Hoy es, en definitiva, uno de esos días difíciles, desiguales, aparentemente imposibles de superar. Hoy recuerdo vívidamente, con una oclusión en el pecho que me dificulta respirar, que mi maldito orgullo me separó de Isabel, precisamente, tres horas antes de que, según dicen, por confusión, en la esquina de las calles de Insurgentes Sur y Baja California de la Ciudad de México, en el fuego cruzado del enfrentamiento callejero entre unos sicarios del cártel de no sé qué madre, Isabel tomo tres trozos de metralla en la región abdominal, suficientes para vaciarla por dentro mucho antes de llegar a un hospital.

No. Esa tarde antes de su tragedia no me despedí de ella, sino que la insulté, le grité frustrado y encaramado en mi incapacidad de macho para reconocer que la quería, para decirle, te necesito, chula. Para explicarle en términos concretos que ella era la motivación de cada mañana para despertar, la bandera ante la que mis sentidos se cuadraban, el símbolo de mí patria que estaba delimitada por los extremos de su piel tibia y morena. Para decirle a Isabel, que lo que yo sentía por ella era un amor apasionado difícil de igualar, que era tan significativo, que el simple hecho de percibir su mirada generaba en mí la tan ansiada complicidad que cualquier mortal requiere para sobrevivir.

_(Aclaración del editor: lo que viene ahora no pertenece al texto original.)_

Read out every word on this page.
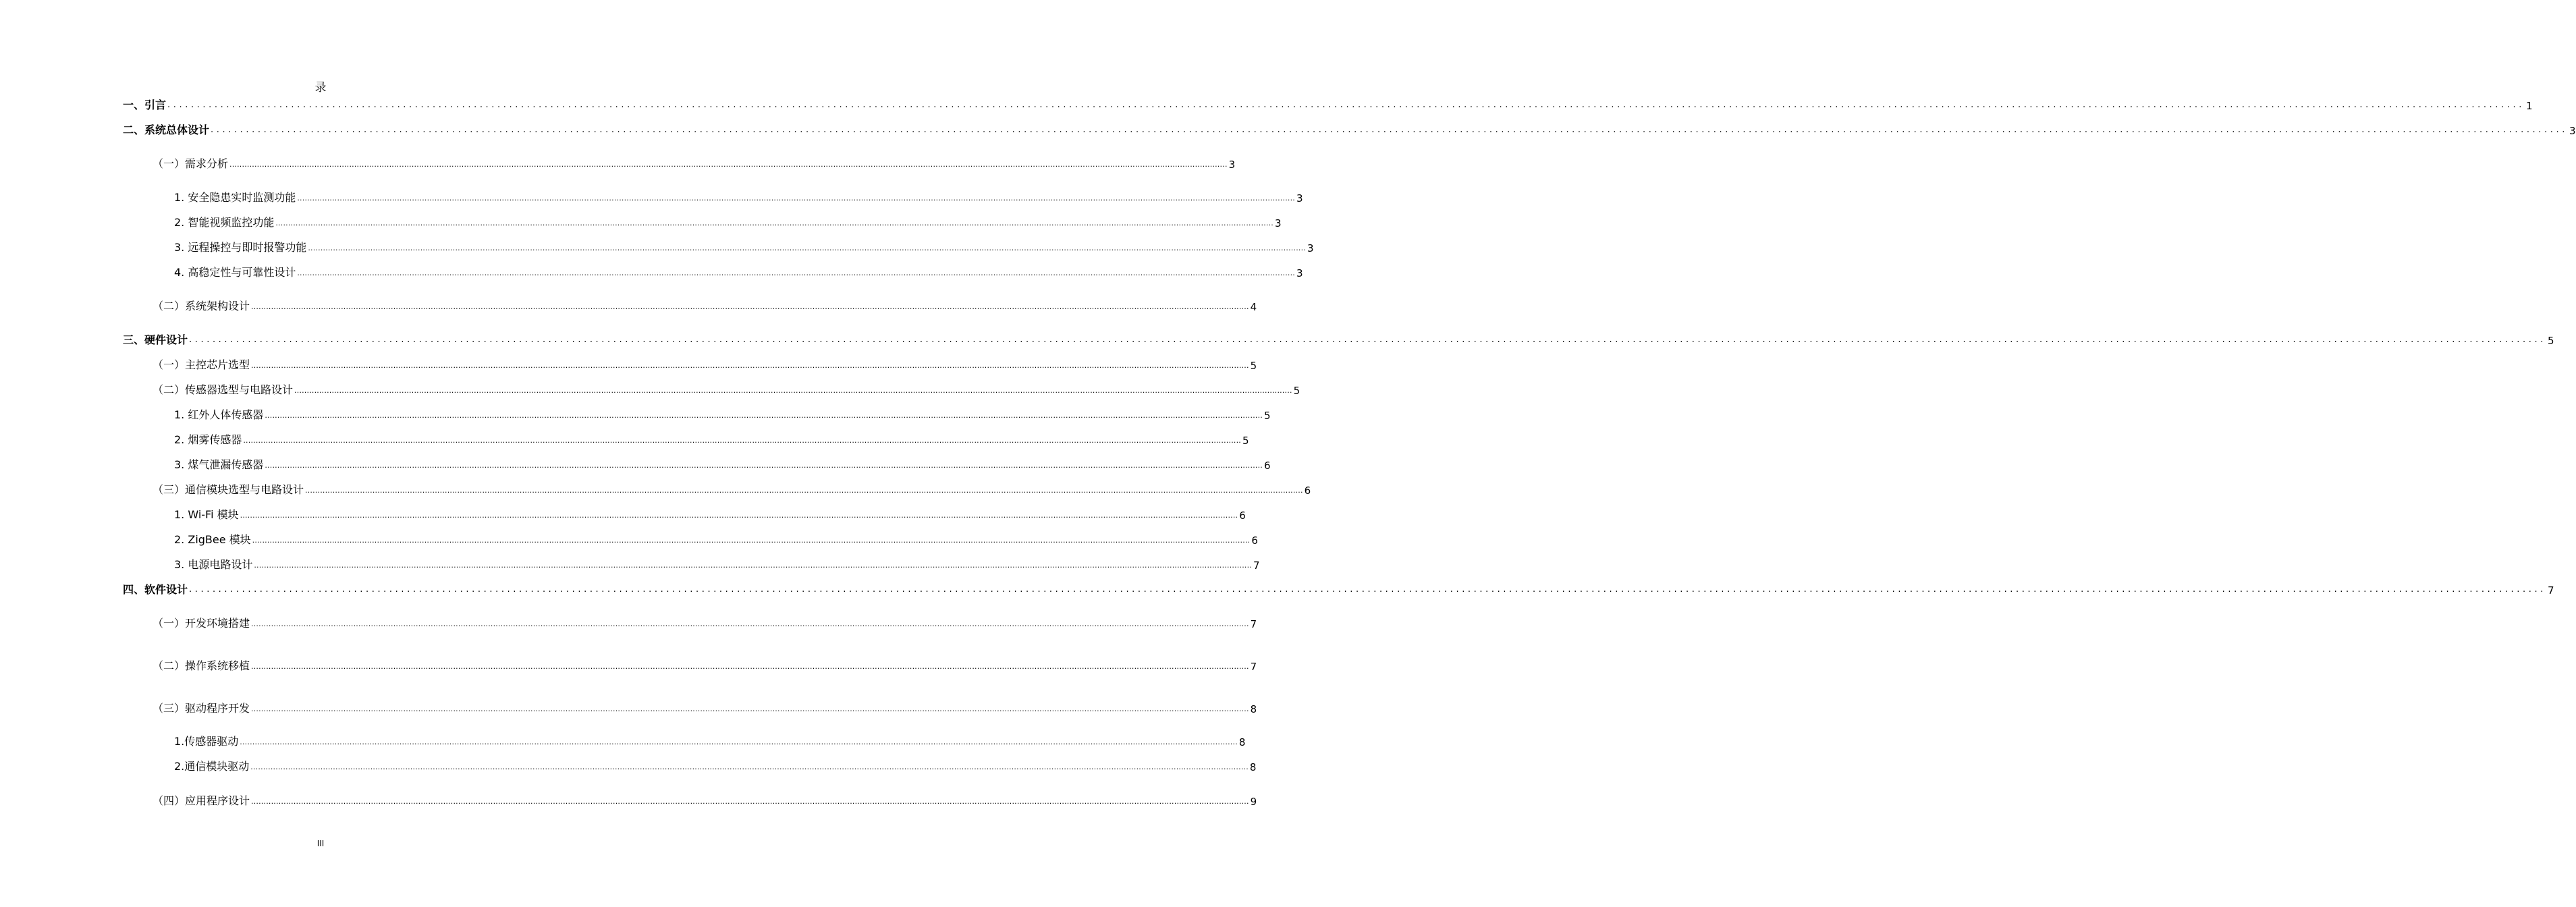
录
一、引言 ................................................................................................................................................................................................................................................................................................................................................................................................................ 1
二、系统总体设计 ................................................................................................................................................................................................................................................................................................................................................................................................................ 3
（一）需求分析 ................................................................................................................................................................................................................................................................................................................................................................................................................ 3
1. 安全隐患实时监测功能 ................................................................................................................................................................................................................................................................................................................................................................................................................ 3
2. 智能视频监控功能 ................................................................................................................................................................................................................................................................................................................................................................................................................ 3
3. 远程操控与即时报警功能 ................................................................................................................................................................................................................................................................................................................................................................................................................ 3
4. 高稳定性与可靠性设计 ................................................................................................................................................................................................................................................................................................................................................................................................................ 3
（二）系统架构设计 ................................................................................................................................................................................................................................................................................................................................................................................................................ 4
三、硬件设计 ................................................................................................................................................................................................................................................................................................................................................................................................................ 5
（一）主控芯片选型 ................................................................................................................................................................................................................................................................................................................................................................................................................ 5
（二）传感器选型与电路设计 ................................................................................................................................................................................................................................................................................................................................................................................................................ 5
1. 红外人体传感器 ................................................................................................................................................................................................................................................................................................................................................................................................................ 5
2. 烟雾传感器 ................................................................................................................................................................................................................................................................................................................................................................................................................ 5
3. 煤气泄漏传感器 ................................................................................................................................................................................................................................................................................................................................................................................................................ 6
（三）通信模块选型与电路设计 ................................................................................................................................................................................................................................................................................................................................................................................................................ 6
1. Wi-Fi 模块 ................................................................................................................................................................................................................................................................................................................................................................................................................ 6
2. ZigBee 模块 ................................................................................................................................................................................................................................................................................................................................................................................................................ 6
3. 电源电路设计 ................................................................................................................................................................................................................................................................................................................................................................................................................ 7
四、软件设计 ................................................................................................................................................................................................................................................................................................................................................................................................................ 7
（一）开发环境搭建 ................................................................................................................................................................................................................................................................................................................................................................................................................ 7
（二）操作系统移植 ................................................................................................................................................................................................................................................................................................................................................................................................................ 7
（三）驱动程序开发 ................................................................................................................................................................................................................................................................................................................................................................................................................ 8
1.传感器驱动 ................................................................................................................................................................................................................................................................................................................................................................................................................ 8
2.通信模块驱动 ................................................................................................................................................................................................................................................................................................................................................................................................................ 8
（四）应用程序设计 ................................................................................................................................................................................................................................................................................................................................................................................................................ 9
III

Lo siguiente que vi de Isabel, fue su mortaja al día siguiente. Lo siguiente que pronuncié frente a Isabel, fue una maldición del carajo que marcó el inicio de mi desbocada perdición en la insensibilidad y el adormecimiento de las drogas y el alcohol.

Hay días difíciles y desiguales aún en una apacible ventana con vista a la Parroquia de San Miguel Arcángel de Santa Prisca. Hay días difíciles que garantizan una lluvia sin fin de días difíciles en nuestro porvenir. Hay días difíciles en los que la garganta se rehúsa a emitir el más mínimo ruido. Hay días difíciles aún para un inválido que requiere de su enfermera para rodar de un extremo a otro de la habitación y sentir un poco de acompañamiento carnal antes de enloquecer. Son días difíciles para un inválido que, por no dejar, dejó toda su vida ahogada en la mierda de un día difícil.